Выбрать главу

Сегодня я после утомительной поездки немного простужен и сижу дома. Завтра, очевидно, выберусь, поеду по делам. Была сегодня Лиля, прочла ваши письма к ней, которые, по правде сказать, настолько лаконичны, что из них я ничего не узнал, кроме того, что вы получили посылку. Надеюсь, что она пришлась вам обоим по вкусу. Кстати, папа, ты мне напиши, как у тебя обстоит с сапогами. Думаю, что если у тебя с ними худо, то я смогу что-нибудь послать, хотя б для перешивки.

Теперь расскажу о своих делах. Через несколько дней поеду на 2 — 3 недели под Харьков. Может кое-что перемениться, а может быть, поеду на меньший срок, так что отвечайте мне на письмо, не считаясь с этим.

Чувствую себя неплохо. Во время поездки по Кавказу и по югу был сильно простужен, но при помощи стрептоцида, а также спиртных напитков довольно удачно поддерживал свое падавшее здоровье и вернулся в Москву, по общему свидетельству, в более хорошем виде, чем когда бы то ни было. Яша Халип, который временно задержался на Кавказе, теперь тоже прилетел и находится здесь. Он чудесный парень, мы с ним еще больше подружились и, очевидно, поедем опять вместе, так как я более или менее добился, чтобы он был моим постоянным спутником во фронтовых поездках.

Отъезд мой задерживает то, что я не совсем отписался за южную поездку: мне нужно сделать еще две статьи, тогда я смогу уехать.

Прочие мои литературные дела двигаются пока еще медленно, а именно: «Жди меня» задерживается из-за отсутствия света и проч., только что начинает репетироваться в театре и, насколько имею сведения, начала сниматься в кино, так что Валя пробудет в Алма-Ате еще месяца три-четыре, а я далеко не убежден, что сумею выбраться. Дневники, которые я веду, подвигаются пока слабо, но завтра думаю закончить второй их том, охватывающий собою зимнее наступление 1941 года и кончающийся сорок вторым. Вместе с тем, что уже написано, это составит в общей сложности восемьсот с лишним страниц на машинке — словом, целую толстую книгу примерно в 25 печ. листов. Сейчас поджидаю к себе Н. Л. Горчакова [1], с которым мы будем вносить кое-какие изменения, сокращения в последние картины пьесы «Жди меня», из каковых двух картин должна быть сделана одна.

Мне дали чин подполковника, сегодня ночью подвезут снимки, сделанные на юге, и вы увидите меня в усах и в офицерском обмундировании. Что до снимков квартиры, о которых ты, мама, просишь, я думаю, что скоро выполню эту просьбу (может быть, даже до отъезда).
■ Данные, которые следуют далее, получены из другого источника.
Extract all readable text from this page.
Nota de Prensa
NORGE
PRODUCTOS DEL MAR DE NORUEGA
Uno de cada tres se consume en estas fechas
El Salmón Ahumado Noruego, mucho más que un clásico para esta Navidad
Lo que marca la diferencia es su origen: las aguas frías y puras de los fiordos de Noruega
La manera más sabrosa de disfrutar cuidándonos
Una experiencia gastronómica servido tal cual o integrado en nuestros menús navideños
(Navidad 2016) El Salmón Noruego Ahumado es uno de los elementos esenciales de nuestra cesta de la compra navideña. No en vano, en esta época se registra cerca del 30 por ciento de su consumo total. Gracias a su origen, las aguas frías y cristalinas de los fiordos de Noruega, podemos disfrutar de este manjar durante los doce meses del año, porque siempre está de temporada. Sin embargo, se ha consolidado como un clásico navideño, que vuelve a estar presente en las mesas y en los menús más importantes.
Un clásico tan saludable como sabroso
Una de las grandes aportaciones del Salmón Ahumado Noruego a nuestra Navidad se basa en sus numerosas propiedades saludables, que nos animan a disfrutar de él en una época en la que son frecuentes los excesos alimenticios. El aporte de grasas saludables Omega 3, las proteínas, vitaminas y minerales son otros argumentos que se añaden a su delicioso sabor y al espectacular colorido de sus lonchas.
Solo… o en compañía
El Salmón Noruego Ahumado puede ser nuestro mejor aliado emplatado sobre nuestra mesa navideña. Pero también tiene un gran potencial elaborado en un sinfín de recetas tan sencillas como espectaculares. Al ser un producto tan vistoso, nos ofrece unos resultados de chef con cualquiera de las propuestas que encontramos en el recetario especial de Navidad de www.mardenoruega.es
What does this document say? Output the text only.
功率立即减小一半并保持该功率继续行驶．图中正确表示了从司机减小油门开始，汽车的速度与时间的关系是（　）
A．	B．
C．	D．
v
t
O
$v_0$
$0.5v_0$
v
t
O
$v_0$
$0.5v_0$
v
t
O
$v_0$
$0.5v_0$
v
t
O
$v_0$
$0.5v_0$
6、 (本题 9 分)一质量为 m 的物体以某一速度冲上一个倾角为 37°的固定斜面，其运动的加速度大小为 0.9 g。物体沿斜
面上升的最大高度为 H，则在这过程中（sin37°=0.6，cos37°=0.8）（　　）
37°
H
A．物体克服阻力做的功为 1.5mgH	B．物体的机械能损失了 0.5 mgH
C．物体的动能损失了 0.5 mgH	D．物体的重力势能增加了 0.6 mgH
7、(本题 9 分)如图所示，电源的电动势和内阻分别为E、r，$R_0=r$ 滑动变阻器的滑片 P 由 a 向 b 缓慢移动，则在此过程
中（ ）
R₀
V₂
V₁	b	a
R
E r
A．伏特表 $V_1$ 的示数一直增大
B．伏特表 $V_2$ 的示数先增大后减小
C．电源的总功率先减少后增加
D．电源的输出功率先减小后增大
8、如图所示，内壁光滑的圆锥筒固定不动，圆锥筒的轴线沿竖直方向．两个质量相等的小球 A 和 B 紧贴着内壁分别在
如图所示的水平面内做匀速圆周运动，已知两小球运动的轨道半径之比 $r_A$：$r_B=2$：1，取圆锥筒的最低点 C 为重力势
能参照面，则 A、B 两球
В квартире хорошо, тепло. Моя домоправительница Мария Акимовна [2] обо мне нежно заботится, она ревнива и властна, что при моем характере только и требуется от человека, занимающего такой ответственный пост, как она. Свет горит, газ греет, ванна работает, так что, когда приезжаешь в Москву, можно отдохнуть, и я впервые в жизни думаю о том, что есть у меня наконец свой угол. По вечерам, когда в Москве, я завожу к себе приятелей, которые у меня довольно часто ночуют. Недавно ночевал Гриша Зельма — его ты, мама, знаешь. Захаживает часто ко мне Морис Слободской [3], бывает Володя Дыховичный [4]. Несколько дней у меня жил Женя Долматовский: ему после окружения вернули старые ордена и дали один новый, так что он ходит весь в орденах и нашивках за три ранения. В общем, так много переменилось, что иногда думаешь, что года три назад никто из нас не представил бы, как все это выйдет с нами. Ну, кто еще у меня бывает? Часто — Яша Халип, иногда оператор Кармен [5], о котором вы, вероятно, слышали, но не знаете. Ну и что скрывать, иногда ваш сын грешит, но не слишком часто и без излишнего энтузиазма… Чувствую, что у вас сейчас суровые лица, вот какой, мол, ты у нас нехороший. Ну, ничего, вот женюсь, если остепенюсь, а пока я еще все-таки как-никак холостой.

Вчера привезли мне книжный шкаф. Стоит он пока еще пустой, даже грустно: столько раз я собирал, собирал книги, и вот сейчас опять ничего нет. Остается только наложить в него папок с бумагами и черновиками, которых, пожалуй, на полшкафа наберется. И все же — загляну в стенной шкаф, где они пока лежат, и подумаю: боже мой, сколько я все-таки нацарапал, особенно теперь, когда я так обленился, что все только диктую, и все получается так быстро, но нельзя сказать, чтобы очень хорошо.